I made up that 99 percent statistic, but anecdotally I know it's true. Don't worry, I'll explain. But first:
I hadn't planned on visiting the Soap Factory's Haunted Basement.
I went for the first time last year. I didn't sleep for the three weeks between the time I purchased the tickets and the actual event.
I wish I was kidding.
Fear is so irrational sometimes.
Spoiler alert: I survived the 2013 Haunted Basement. It was not at all like I'd expected and I was proud of myself for facing my fear. I did it! I didn't feel the need to go again.
That is, until three of my girl friends expressed interest in going.
They'd all heard about it and were all on the fence. Leaning into my fears has changed my life, so just went online and bought us four tickets.
No backing out now, ladies!
(Just for fun, I suggest you watch this year's Haunted Basement trailer.)
The four of us went last Wednesday.
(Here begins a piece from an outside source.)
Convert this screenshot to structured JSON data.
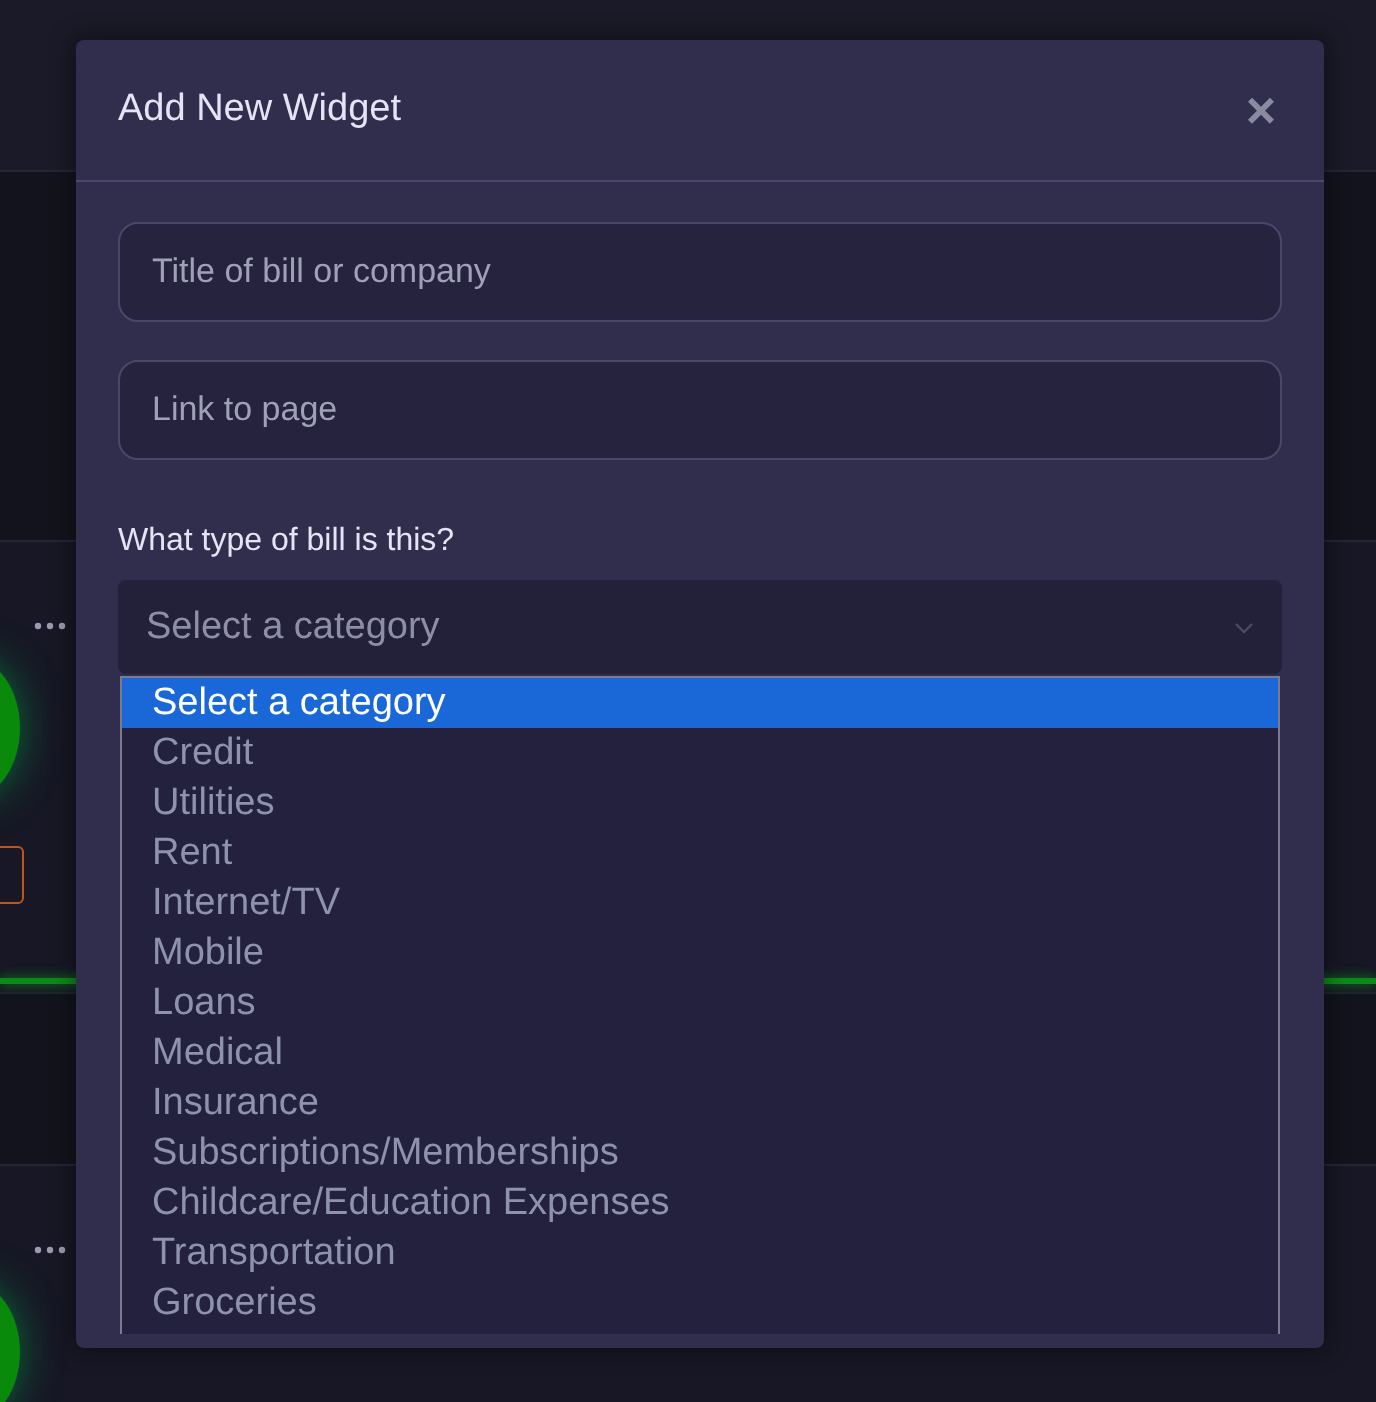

I'm not going to dish on the details because I don't want to ruin it for those who haven't been yet.
Here's what I am willing to share:
- We all had to wear those creepy masks, pictured above.
- About 40 of us entered the basement at the same time. We toured the space for about 20 minutes before heading back upstairs.
- Us four girls were separated into two pairs immediately & we never saw each other once in the basement.
- My friend Alyssa and I managed to stay together for the first 10 minutes. I lead the way, which is something I would never dreamed of doing last year. I was notably braver this time around!
- One of the haunted basement's goals is to get you alone. A man dressed as a cat eventually pulled Alyssa & I apart and led me away. I didn't see her again until we were back upstairs.
- I spent about half of my time in the basement walking around alone. Last year, I would've probably lost my mind. This year, I felt fearless!
Conclusion: A great way to deflate fear is simply to experience it. Let it happen. Most of the time, once you're in that "scary moment", it's not even half as bad as you imagined.
Ninety-nine percent of fear is the anticipation.
Just a year ago, I was paralyzed by the anticipation of going through the basement. After experiencing it, I learned I had nothing to worry about. This, I didn't fret at all. It was a breeze.
Once I learned fear is all about the build up, I could step into a lot of uncomfortable situations with less anxiety. Not just haunted basements, but public speaking, trying new sports, you name it.
I'm actually thrilled that I returned to the Haunted Basement. It perfectly illustrated how much I've grown and changed through the last year. I'm no longer that anxiety-filled ball of bananagrams and I couldn't be more thankful!